Le RVX-208 est un activateur de la transcription du gène de l’ApoA1 (292). Cet agent a été testé dans plusieurs études cliniques de phase II démontrant des effets prometteurs sur les niveaux de cholestérol HDL et d’ApoA1 ainsi que sur le volume d’athérome (292). Une étude de phase III est en cours afin d’évaluer ses effets sur le risque d’évènements cardiovasculaires majeurs chez des patients à haut risque (NCT02586155).

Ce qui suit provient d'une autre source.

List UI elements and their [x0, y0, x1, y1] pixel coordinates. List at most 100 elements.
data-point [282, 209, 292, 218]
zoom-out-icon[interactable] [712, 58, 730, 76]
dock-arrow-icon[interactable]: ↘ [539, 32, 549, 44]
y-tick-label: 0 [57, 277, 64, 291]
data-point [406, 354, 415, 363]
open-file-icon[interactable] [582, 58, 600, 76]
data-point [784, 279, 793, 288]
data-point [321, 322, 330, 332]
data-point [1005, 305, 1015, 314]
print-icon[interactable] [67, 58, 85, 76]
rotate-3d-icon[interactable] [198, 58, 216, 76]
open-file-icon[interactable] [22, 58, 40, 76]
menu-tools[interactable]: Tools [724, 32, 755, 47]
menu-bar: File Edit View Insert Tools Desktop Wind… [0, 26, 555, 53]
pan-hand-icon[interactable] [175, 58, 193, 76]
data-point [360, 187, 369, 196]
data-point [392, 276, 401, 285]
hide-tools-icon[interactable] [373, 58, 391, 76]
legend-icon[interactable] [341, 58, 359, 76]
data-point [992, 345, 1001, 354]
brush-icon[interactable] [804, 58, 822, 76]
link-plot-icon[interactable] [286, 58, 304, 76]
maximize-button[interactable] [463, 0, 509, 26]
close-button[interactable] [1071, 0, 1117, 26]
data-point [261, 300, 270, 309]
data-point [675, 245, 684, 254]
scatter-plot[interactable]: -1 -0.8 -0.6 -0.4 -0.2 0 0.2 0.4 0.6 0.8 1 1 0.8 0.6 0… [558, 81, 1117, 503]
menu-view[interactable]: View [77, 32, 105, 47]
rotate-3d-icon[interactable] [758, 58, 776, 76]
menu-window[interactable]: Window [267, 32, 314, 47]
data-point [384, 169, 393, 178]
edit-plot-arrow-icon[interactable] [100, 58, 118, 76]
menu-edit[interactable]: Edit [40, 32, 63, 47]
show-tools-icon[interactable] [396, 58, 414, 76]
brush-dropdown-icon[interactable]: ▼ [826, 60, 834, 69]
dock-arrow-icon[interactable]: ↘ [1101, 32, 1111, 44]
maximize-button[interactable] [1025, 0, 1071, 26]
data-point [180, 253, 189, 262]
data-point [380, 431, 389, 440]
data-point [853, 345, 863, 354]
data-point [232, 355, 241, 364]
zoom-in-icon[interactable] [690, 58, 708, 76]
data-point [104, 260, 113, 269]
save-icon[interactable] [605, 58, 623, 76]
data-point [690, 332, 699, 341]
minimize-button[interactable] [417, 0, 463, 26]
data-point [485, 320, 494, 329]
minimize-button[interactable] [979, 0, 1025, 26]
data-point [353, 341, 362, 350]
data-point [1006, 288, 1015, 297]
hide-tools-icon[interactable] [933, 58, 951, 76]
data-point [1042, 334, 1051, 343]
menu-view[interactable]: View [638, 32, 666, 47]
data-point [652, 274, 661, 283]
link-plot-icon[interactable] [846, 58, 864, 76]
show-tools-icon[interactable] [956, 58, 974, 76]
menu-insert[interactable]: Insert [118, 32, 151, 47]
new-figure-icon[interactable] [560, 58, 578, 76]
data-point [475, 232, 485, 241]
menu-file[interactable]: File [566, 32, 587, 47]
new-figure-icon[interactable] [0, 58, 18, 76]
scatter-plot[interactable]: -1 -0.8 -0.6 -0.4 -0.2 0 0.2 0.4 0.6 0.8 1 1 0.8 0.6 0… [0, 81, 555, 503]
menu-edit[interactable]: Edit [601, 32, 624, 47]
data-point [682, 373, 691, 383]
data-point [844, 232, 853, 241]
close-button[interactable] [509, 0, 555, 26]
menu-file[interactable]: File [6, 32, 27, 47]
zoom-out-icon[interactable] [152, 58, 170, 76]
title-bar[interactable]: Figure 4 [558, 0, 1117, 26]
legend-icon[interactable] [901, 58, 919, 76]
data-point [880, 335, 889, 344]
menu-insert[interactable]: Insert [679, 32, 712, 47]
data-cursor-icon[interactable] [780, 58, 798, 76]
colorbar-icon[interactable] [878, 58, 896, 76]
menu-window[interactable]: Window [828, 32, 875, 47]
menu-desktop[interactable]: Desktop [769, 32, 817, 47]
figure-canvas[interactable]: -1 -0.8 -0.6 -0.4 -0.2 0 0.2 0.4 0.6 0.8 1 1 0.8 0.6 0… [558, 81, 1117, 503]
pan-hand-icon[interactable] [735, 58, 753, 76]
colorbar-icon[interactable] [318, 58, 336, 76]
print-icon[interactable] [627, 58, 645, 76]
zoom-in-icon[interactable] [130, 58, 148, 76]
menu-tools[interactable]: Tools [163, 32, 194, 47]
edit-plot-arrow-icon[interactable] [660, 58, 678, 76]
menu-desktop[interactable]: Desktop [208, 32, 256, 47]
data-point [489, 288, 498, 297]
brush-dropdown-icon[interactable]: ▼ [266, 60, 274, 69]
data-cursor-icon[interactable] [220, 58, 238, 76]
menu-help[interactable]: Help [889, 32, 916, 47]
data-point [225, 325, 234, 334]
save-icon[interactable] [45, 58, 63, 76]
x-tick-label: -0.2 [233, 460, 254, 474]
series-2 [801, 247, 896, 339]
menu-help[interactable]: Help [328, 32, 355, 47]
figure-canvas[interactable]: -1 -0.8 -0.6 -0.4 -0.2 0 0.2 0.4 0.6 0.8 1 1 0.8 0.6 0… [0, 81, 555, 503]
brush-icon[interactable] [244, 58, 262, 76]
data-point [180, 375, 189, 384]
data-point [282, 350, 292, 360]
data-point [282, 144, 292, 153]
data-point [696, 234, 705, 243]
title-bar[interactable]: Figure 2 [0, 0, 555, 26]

Le MDCO-216 est un composé synthétique issu de l'ApoA1 Milano et complexé à des phospholipides. Le MDCO-216 a entrainé une augmentation du niveau de cholestérol HDL et particulièrement des préb-HDL (293, 294). En revanche, aucune étude de phase III n’est mentionnée pour cet agent.

L’ensemble de ces résultats a mis en doute « l’hypothèse des HDL » selon laquelle une augmentation des concentrations plasmatiques de cholestérol HDL entraînerait une protection contre les MCV. Ainsi, en dépit de leur utilisation systématique en clinique, dans quelle mesure les niveaux de cholestérol HDL circulants représentent un marqueur de risque parmi une mosaïque de facteurs de risque athérogènes ou une véritable cible thérapeutique demeure une question importante aux implications cliniques considérables.